Former Kirkland councilman hopes new developments spark excellence

As the Parkplace plans for redevelopment progress, the nearby Areté Kirkland on Central Way is starting to fill up.

Former Kirkland City Council member Robert Pantley with Dierdre Thomas

Former Kirkland City Council member Robert Pantley with Dierdre Thomas

As the Parkplace plans for redevelopment progress, the nearby Areté Kirkland on Central Way is starting to fill up.

Local developer former Kirkland City Council member Robert Pantley of Natural Built Environments said the first three buildings have been completed, with two more to come. Both are expected to be completed sometime this spring.

The residential space, which includes micro-apartments with community kitchens, is intended to provide a living space for artists to work and live in downtown Kirkland. Out of the 152 units, he said, around 122 have been leased already.

The name “Areté” comes from a Greek word which refers to moral virtue or “excellence of any kind,” and for Pantley it represents the kind of atmosphere they want to promote for the artists.

“It’s excellence in the human endeavor,” he said. “It’s about being the best you can be to the point of being virtuous, to really mean it and to live it. None of us are perfect we all strive to be perfect.”

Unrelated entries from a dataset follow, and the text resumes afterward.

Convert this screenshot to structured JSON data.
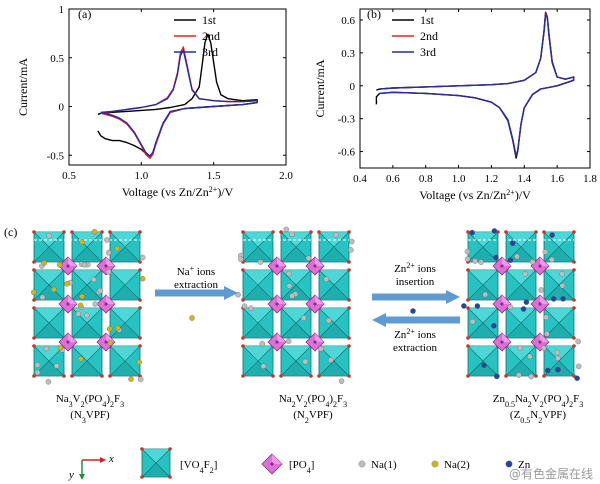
{
  "chart_data": [
    {
      "type": "line",
      "panel_label": "(a)",
      "xlabel": "Voltage (vs Zn/Zn",
      "xlabel_sup": "2+",
      "xlabel_tail": ")/V",
      "ylabel": "Current/mA",
      "xlim": [
        0.5,
        2.0
      ],
      "ylim": [
        -0.6,
        1.0
      ],
      "xticks": [
        0.5,
        1.0,
        1.5,
        2.0
      ],
      "xtick_labels": [
        "0.5",
        "1.0",
        "1.5",
        "2.0"
      ],
      "yticks": [
        -0.5,
        0,
        0.5,
        1.0
      ],
      "ytick_labels": [
        "-0.5",
        "0",
        "0.5",
        "1"
      ],
      "legend_position": "top-right",
      "series": [
        {
          "name": "1st",
          "color": "#000000",
          "x": [
            0.7,
            0.72,
            0.75,
            0.8,
            0.85,
            0.9,
            0.95,
            1.0,
            1.03,
            1.06,
            1.08,
            1.1,
            1.15,
            1.2,
            1.3,
            1.4,
            1.5,
            1.6,
            1.7,
            1.8,
            1.8,
            1.7,
            1.6,
            1.55,
            1.52,
            1.5,
            1.48,
            1.46,
            1.44,
            1.42,
            1.4,
            1.35,
            1.3,
            1.2,
            1.1,
            1.0,
            0.9,
            0.8,
            0.72,
            0.7
          ],
          "y": [
            -0.25,
            -0.3,
            -0.33,
            -0.35,
            -0.35,
            -0.37,
            -0.4,
            -0.44,
            -0.48,
            -0.51,
            -0.47,
            -0.38,
            -0.18,
            -0.06,
            -0.02,
            -0.01,
            0.0,
            0.01,
            0.02,
            0.04,
            0.07,
            0.06,
            0.08,
            0.12,
            0.25,
            0.45,
            0.65,
            0.74,
            0.66,
            0.42,
            0.2,
            0.08,
            0.02,
            -0.01,
            -0.03,
            -0.04,
            -0.05,
            -0.06,
            -0.07,
            -0.08
          ]
        },
        {
          "name": "2nd",
          "color": "#e8211b",
          "x": [
            0.72,
            0.75,
            0.8,
            0.85,
            0.9,
            0.95,
            1.0,
            1.03,
            1.06,
            1.08,
            1.1,
            1.15,
            1.2,
            1.3,
            1.4,
            1.5,
            1.6,
            1.7,
            1.8,
            1.8,
            1.7,
            1.6,
            1.5,
            1.4,
            1.35,
            1.32,
            1.29,
            1.27,
            1.25,
            1.22,
            1.18,
            1.1,
            1.0,
            0.9,
            0.8,
            0.72
          ],
          "y": [
            -0.07,
            -0.08,
            -0.1,
            -0.13,
            -0.18,
            -0.27,
            -0.4,
            -0.49,
            -0.53,
            -0.49,
            -0.39,
            -0.18,
            -0.06,
            -0.02,
            -0.01,
            0.0,
            0.01,
            0.02,
            0.04,
            0.06,
            0.05,
            0.05,
            0.06,
            0.08,
            0.18,
            0.4,
            0.61,
            0.55,
            0.35,
            0.18,
            0.09,
            0.02,
            -0.01,
            -0.03,
            -0.05,
            -0.07
          ]
        },
        {
          "name": "3rd",
          "color": "#1f2fa8",
          "x": [
            0.72,
            0.75,
            0.8,
            0.85,
            0.9,
            0.95,
            1.0,
            1.03,
            1.06,
            1.08,
            1.1,
            1.15,
            1.2,
            1.3,
            1.4,
            1.5,
            1.6,
            1.7,
            1.8,
            1.8,
            1.7,
            1.6,
            1.5,
            1.4,
            1.35,
            1.32,
            1.29,
            1.27,
            1.25,
            1.22,
            1.18,
            1.1,
            1.0,
            0.9,
            0.8,
            0.72
          ],
          "y": [
            -0.06,
            -0.07,
            -0.09,
            -0.12,
            -0.17,
            -0.26,
            -0.39,
            -0.47,
            -0.51,
            -0.47,
            -0.37,
            -0.17,
            -0.05,
            -0.02,
            -0.01,
            0.0,
            0.01,
            0.02,
            0.04,
            0.06,
            0.05,
            0.05,
            0.06,
            0.08,
            0.17,
            0.38,
            0.58,
            0.52,
            0.33,
            0.17,
            0.08,
            0.02,
            -0.01,
            -0.03,
            -0.05,
            -0.06
          ]
        }
      ]
    },
    {
      "type": "line",
      "panel_label": "(b)",
      "xlabel": "Voltage (vs Zn/Zn",
      "xlabel_sup": "2+",
      "xlabel_tail": ")/V",
      "ylabel": "Current/mA",
      "xlim": [
        0.4,
        1.8
      ],
      "ylim": [
        -0.75,
        0.7
      ],
      "xticks": [
        0.4,
        0.6,
        0.8,
        1.0,
        1.2,
        1.4,
        1.6,
        1.8
      ],
      "xtick_labels": [
        "0.4",
        "0.6",
        "0.8",
        "1.0",
        "1.2",
        "1.4",
        "1.6",
        "1.8"
      ],
      "yticks": [
        -0.6,
        -0.3,
        0,
        0.3,
        0.6
      ],
      "ytick_labels": [
        "-0.6",
        "-0.3",
        "0",
        "0.3",
        "0.6"
      ],
      "legend_position": "top-left",
      "series": [
        {
          "name": "1st",
          "color": "#000000",
          "x": [
            0.5,
            0.5,
            0.52,
            0.6,
            0.8,
            1.0,
            1.1,
            1.2,
            1.25,
            1.3,
            1.33,
            1.35,
            1.36,
            1.38,
            1.4,
            1.45,
            1.5,
            1.6,
            1.7,
            1.7,
            1.65,
            1.6,
            1.57,
            1.55,
            1.54,
            1.53,
            1.52,
            1.5,
            1.47,
            1.4,
            1.3,
            1.2,
            1.0,
            0.8,
            0.6,
            0.52,
            0.5
          ],
          "y": [
            -0.17,
            -0.1,
            -0.07,
            -0.06,
            -0.07,
            -0.09,
            -0.11,
            -0.15,
            -0.2,
            -0.32,
            -0.5,
            -0.66,
            -0.6,
            -0.35,
            -0.2,
            -0.08,
            -0.03,
            0.0,
            0.05,
            0.08,
            0.06,
            0.08,
            0.22,
            0.48,
            0.63,
            0.67,
            0.5,
            0.25,
            0.12,
            0.05,
            0.02,
            0.01,
            0.0,
            -0.01,
            -0.02,
            -0.03,
            -0.04
          ]
        },
        {
          "name": "2nd",
          "color": "#e8211b",
          "x": [
            0.52,
            0.6,
            0.8,
            1.0,
            1.1,
            1.2,
            1.25,
            1.3,
            1.33,
            1.35,
            1.36,
            1.38,
            1.4,
            1.45,
            1.5,
            1.6,
            1.7,
            1.7,
            1.65,
            1.6,
            1.57,
            1.55,
            1.54,
            1.53,
            1.52,
            1.5,
            1.47,
            1.4,
            1.3,
            1.2,
            1.0,
            0.8,
            0.6,
            0.52
          ],
          "y": [
            -0.07,
            -0.06,
            -0.07,
            -0.09,
            -0.11,
            -0.15,
            -0.2,
            -0.31,
            -0.49,
            -0.64,
            -0.59,
            -0.35,
            -0.2,
            -0.08,
            -0.03,
            0.0,
            0.05,
            0.08,
            0.06,
            0.08,
            0.21,
            0.47,
            0.63,
            0.66,
            0.49,
            0.25,
            0.12,
            0.05,
            0.02,
            0.01,
            0.0,
            -0.01,
            -0.02,
            -0.03
          ]
        },
        {
          "name": "3rd",
          "color": "#1f2fa8",
          "x": [
            0.52,
            0.6,
            0.8,
            1.0,
            1.1,
            1.2,
            1.25,
            1.3,
            1.33,
            1.35,
            1.36,
            1.38,
            1.4,
            1.45,
            1.5,
            1.6,
            1.7,
            1.7,
            1.65,
            1.6,
            1.57,
            1.55,
            1.54,
            1.53,
            1.52,
            1.5,
            1.47,
            1.4,
            1.3,
            1.2,
            1.0,
            0.8,
            0.6,
            0.52
          ],
          "y": [
            -0.07,
            -0.06,
            -0.07,
            -0.09,
            -0.11,
            -0.15,
            -0.2,
            -0.31,
            -0.49,
            -0.64,
            -0.59,
            -0.35,
            -0.2,
            -0.08,
            -0.03,
            0.0,
            0.05,
            0.08,
            0.06,
            0.08,
            0.21,
            0.46,
            0.62,
            0.65,
            0.49,
            0.25,
            0.12,
            0.05,
            0.02,
            0.01,
            0.0,
            -0.01,
            -0.02,
            -0.03
          ]
        }
      ]
    }
  ],
  "structure_panel": {
    "panel_label": "(c)",
    "colors": {
      "vo4f2": "#27c3c3",
      "vo4f2_edge": "#0f6f6f",
      "po4": "#dd6fd6",
      "po4_edge": "#8e2e8a",
      "na1": "#bdbdbd",
      "na2": "#d1b21f",
      "zn": "#24479a",
      "f_atom": "#c0392b",
      "arrow": "#5f9bd1",
      "axis_x": "#d62020",
      "axis_y": "#1f8f3a"
    },
    "structures": [
      {
        "formula_html": "Na<sub>3</sub>V<sub>2</sub>(PO<sub>4</sub>)<sub>2</sub>F<sub>3</sub>",
        "abbr_html": "(N<sub>3</sub>VPF)",
        "ions": [
          "na1",
          "na2"
        ]
      },
      {
        "formula_html": "Na<sub>2</sub>V<sub>2</sub>(PO<sub>4</sub>)<sub>2</sub>F<sub>3</sub>",
        "abbr_html": "(N<sub>2</sub>VPF)",
        "ions": [
          "na1"
        ]
      },
      {
        "formula_html": "Zn<sub>0.5</sub>Na<sub>2</sub>V<sub>2</sub>(PO<sub>4</sub>)<sub>2</sub>F<sub>3</sub>",
        "abbr_html": "(Z<sub>0.5</sub>N<sub>2</sub>VPF)",
        "ions": [
          "na1",
          "zn"
        ]
      }
    ],
    "transitions": [
      {
        "label_html": "Na<tspan baseline-shift=\"super\" font-size=\"8\">+</tspan> ions",
        "label2": "extraction",
        "direction": "right",
        "ion": "na2"
      },
      {
        "label_html": "Zn<tspan baseline-shift=\"super\" font-size=\"8\">2+</tspan> ions",
        "label2": "insertion",
        "direction": "right",
        "ion": "zn"
      },
      {
        "label_html": "Zn<tspan baseline-shift=\"super\" font-size=\"8\">2+</tspan> ions",
        "label2": "extraction",
        "direction": "left",
        "ion": "zn"
      }
    ],
    "legend": {
      "axis_x": "x",
      "axis_y": "y",
      "items": [
        {
          "kind": "vo4f2",
          "label_html": "[VO<tspan baseline-shift=\"sub\" font-size=\"8\">4</tspan>F<tspan baseline-shift=\"sub\" font-size=\"8\">2</tspan>]"
        },
        {
          "kind": "po4",
          "label_html": "[PO<tspan baseline-shift=\"sub\" font-size=\"8\">4</tspan>]"
        },
        {
          "kind": "na1",
          "label_html": "Na(1)"
        },
        {
          "kind": "na2",
          "label_html": "Na(2)"
        },
        {
          "kind": "zn",
          "label_html": "Zn"
        }
      ]
    }
  },
  "watermark": "@有色金属在线"
}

The apartments are also designed for those who work in Kirkland and want to avoid commuting but aren’t able to afford high rent in the area, though some retail and restaurants are planned.

The residential units also appeal to those like Dierdre Thomas, who used to teach art and did abstract painting before a health condition impacted the use of her hands and required her to use a cane to get around. Living at Vision Five in Redmond, another one of Pantley’s residential developments, she moved to Areté to take advantage of its ideal location in downtown, along with the handicap-friendly elevators that allow her to live on an upper floor. Last month for Christmas, Pantley furnished her with a scooter to help her get around downtown easier.

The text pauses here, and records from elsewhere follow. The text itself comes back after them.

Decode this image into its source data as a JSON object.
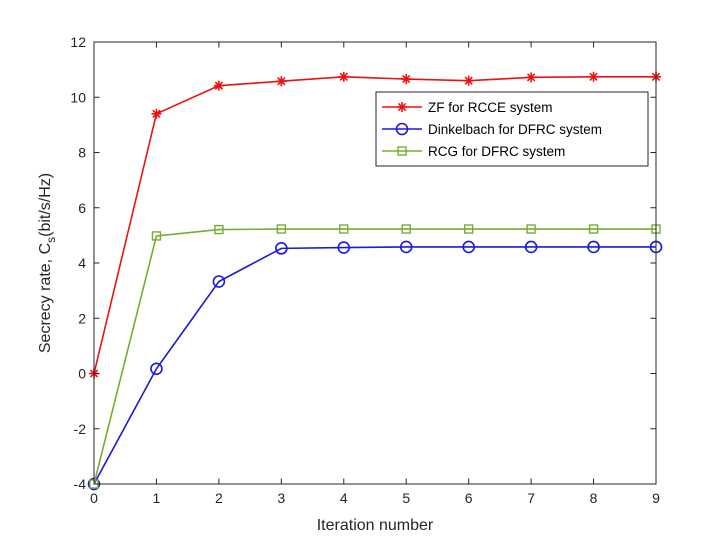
{
  "chart_data": {
    "type": "line",
    "title": "",
    "xlabel": "Iteration number",
    "ylabel": {
      "prefix": "Secrecy rate, C",
      "subscript": "s",
      "suffix": "(bit/s/Hz)"
    },
    "xlim": [
      0,
      9
    ],
    "ylim": [
      -4,
      12
    ],
    "xticks": [
      0,
      1,
      2,
      3,
      4,
      5,
      6,
      7,
      8,
      9
    ],
    "yticks": [
      -4,
      -2,
      0,
      2,
      4,
      6,
      8,
      10,
      12
    ],
    "xtick_labels": [
      "0",
      "1",
      "2",
      "3",
      "4",
      "5",
      "6",
      "7",
      "8",
      "9"
    ],
    "ytick_labels": [
      "-4",
      "-2",
      "0",
      "2",
      "4",
      "6",
      "8",
      "10",
      "12"
    ],
    "grid": false,
    "legend_position": "top-right",
    "x": [
      0,
      1,
      2,
      3,
      4,
      5,
      6,
      7,
      8,
      9
    ],
    "series": [
      {
        "name": "ZF for RCCE system",
        "color": "#ee1111",
        "marker": "asterisk",
        "values": [
          0,
          9.4,
          10.42,
          10.58,
          10.74,
          10.66,
          10.6,
          10.72,
          10.74,
          10.74
        ]
      },
      {
        "name": "Dinkelbach for DFRC system",
        "color": "#1a1ad6",
        "marker": "circle",
        "values": [
          -4,
          0.17,
          3.33,
          4.53,
          4.56,
          4.58,
          4.58,
          4.58,
          4.58,
          4.58
        ]
      },
      {
        "name": "RCG for DFRC system",
        "color": "#77ac30",
        "marker": "square",
        "values": [
          -4,
          4.98,
          5.21,
          5.23,
          5.23,
          5.23,
          5.23,
          5.23,
          5.23,
          5.23
        ]
      }
    ]
  }
}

Although she’s not doing art anymore, Thomas said Areté appeals to artists.

“I think a lot of it too is the atmosphere,” she said. “You’re around a bunch of different people who really have the drive to want to produce the art.”

The community space includes an artist room and a private music jam room where people can play music and have dinner. There is also another large conference room open to the public for free.

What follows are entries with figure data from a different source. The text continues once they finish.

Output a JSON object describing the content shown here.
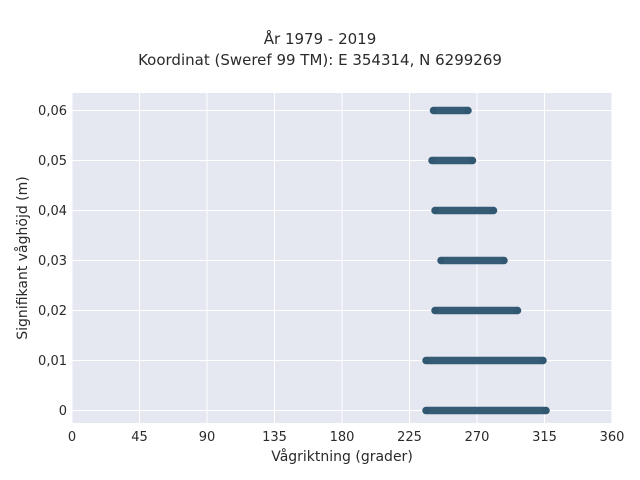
{
  "chart_data": {
    "type": "scatter",
    "title": "År 1979 - 2019",
    "subtitle": "Koordinat (Sweref 99 TM): E 354314, N 6299269",
    "xlabel": "Vågriktning (grader)",
    "ylabel": "Signifikant våghöjd (m)",
    "xlim": [
      0,
      360
    ],
    "ylim": [
      -0.0025,
      0.0635
    ],
    "x_ticks": [
      0,
      45,
      90,
      135,
      180,
      225,
      270,
      315,
      360
    ],
    "x_tick_labels": [
      "0",
      "45",
      "90",
      "135",
      "180",
      "225",
      "270",
      "315",
      "360"
    ],
    "y_ticks": [
      0,
      0.01,
      0.02,
      0.03,
      0.04,
      0.05,
      0.06
    ],
    "y_tick_labels": [
      "0",
      "0,01",
      "0,02",
      "0,03",
      "0,04",
      "0,05",
      "0,06"
    ],
    "grid": true,
    "series": [
      {
        "points": [
          {
            "y": 0.06,
            "x_from": 241,
            "x_to": 264
          },
          {
            "y": 0.05,
            "x_from": 240,
            "x_to": 267
          },
          {
            "y": 0.04,
            "x_from": 242,
            "x_to": 281
          },
          {
            "y": 0.03,
            "x_from": 246,
            "x_to": 288
          },
          {
            "y": 0.02,
            "x_from": 242,
            "x_to": 297
          },
          {
            "y": 0.01,
            "x_from": 236,
            "x_to": 314
          },
          {
            "y": 0,
            "x_from": 236,
            "x_to": 316
          }
        ]
      }
    ],
    "colors": {
      "marker": "#2f5670",
      "plot_bg": "#e5e7f1",
      "grid": "#ffffff",
      "text": "#2a2a2a"
    }
  }
}
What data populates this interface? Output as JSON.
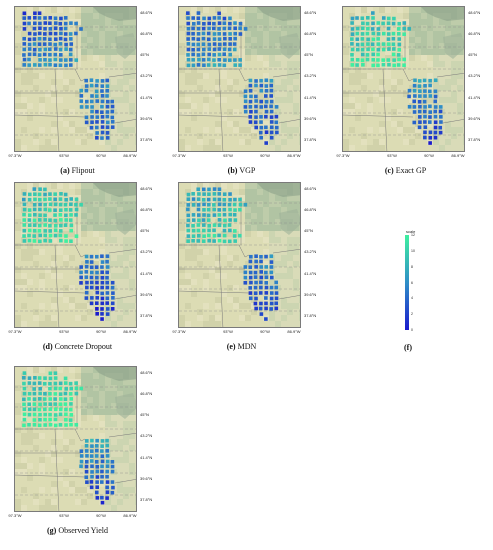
{
  "latitude_labels": [
    "48.6°N",
    "46.8°N",
    "45°N",
    "43.2°N",
    "41.4°N",
    "39.6°N",
    "37.8°N"
  ],
  "longitude_labels": [
    "97.3°W",
    "93°W",
    "90°W",
    "86.9°W"
  ],
  "colorbar": {
    "title": "scale",
    "ticks": [
      "12",
      "10",
      "8",
      "6",
      "4",
      "2",
      "0"
    ],
    "range": [
      0,
      12
    ],
    "color_low": "#1a1acd",
    "color_mid": "#2f8fc7",
    "color_high": "#3ff0a0"
  },
  "panels": [
    {
      "id": "a",
      "letter": "(a)",
      "caption": "Flipout",
      "mn_level": 0.35,
      "il_north_level": 0.45,
      "il_south_level": 0.3
    },
    {
      "id": "b",
      "letter": "(b)",
      "caption": "VGP",
      "mn_level": 0.4,
      "il_north_level": 0.45,
      "il_south_level": 0.2
    },
    {
      "id": "c",
      "letter": "(c)",
      "caption": "Exact GP",
      "mn_level": 0.8,
      "il_north_level": 0.55,
      "il_south_level": 0.1
    },
    {
      "id": "d",
      "letter": "(d)",
      "caption": "Concrete Dropout",
      "mn_level": 0.8,
      "il_north_level": 0.45,
      "il_south_level": 0.08
    },
    {
      "id": "e",
      "letter": "(e)",
      "caption": "MDN",
      "mn_level": 0.7,
      "il_north_level": 0.45,
      "il_south_level": 0.1
    },
    {
      "id": "g",
      "letter": "(g)",
      "caption": "Observed Yield",
      "mn_level": 0.85,
      "il_north_level": 0.6,
      "il_south_level": 0.1
    }
  ],
  "colorbar_panel": {
    "letter": "(f)"
  }
}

“People are always trying to find places for them to meet,” he said. “City hall is always filled up, so we have a place just for people to meet. It’s a real challenge for people to understand it’s free.”

Since Areté opened late last summer, it has attracted new organizational and business tenants such as the Kirkland Chamber of Commerce, which was forced to move from its Parkplace office across the street, and Pantley said they anticipate more tenants as word gets around.

“We love Kirkland and we really believe in Kirkland,” he said. “The personality of Arete reflects that.”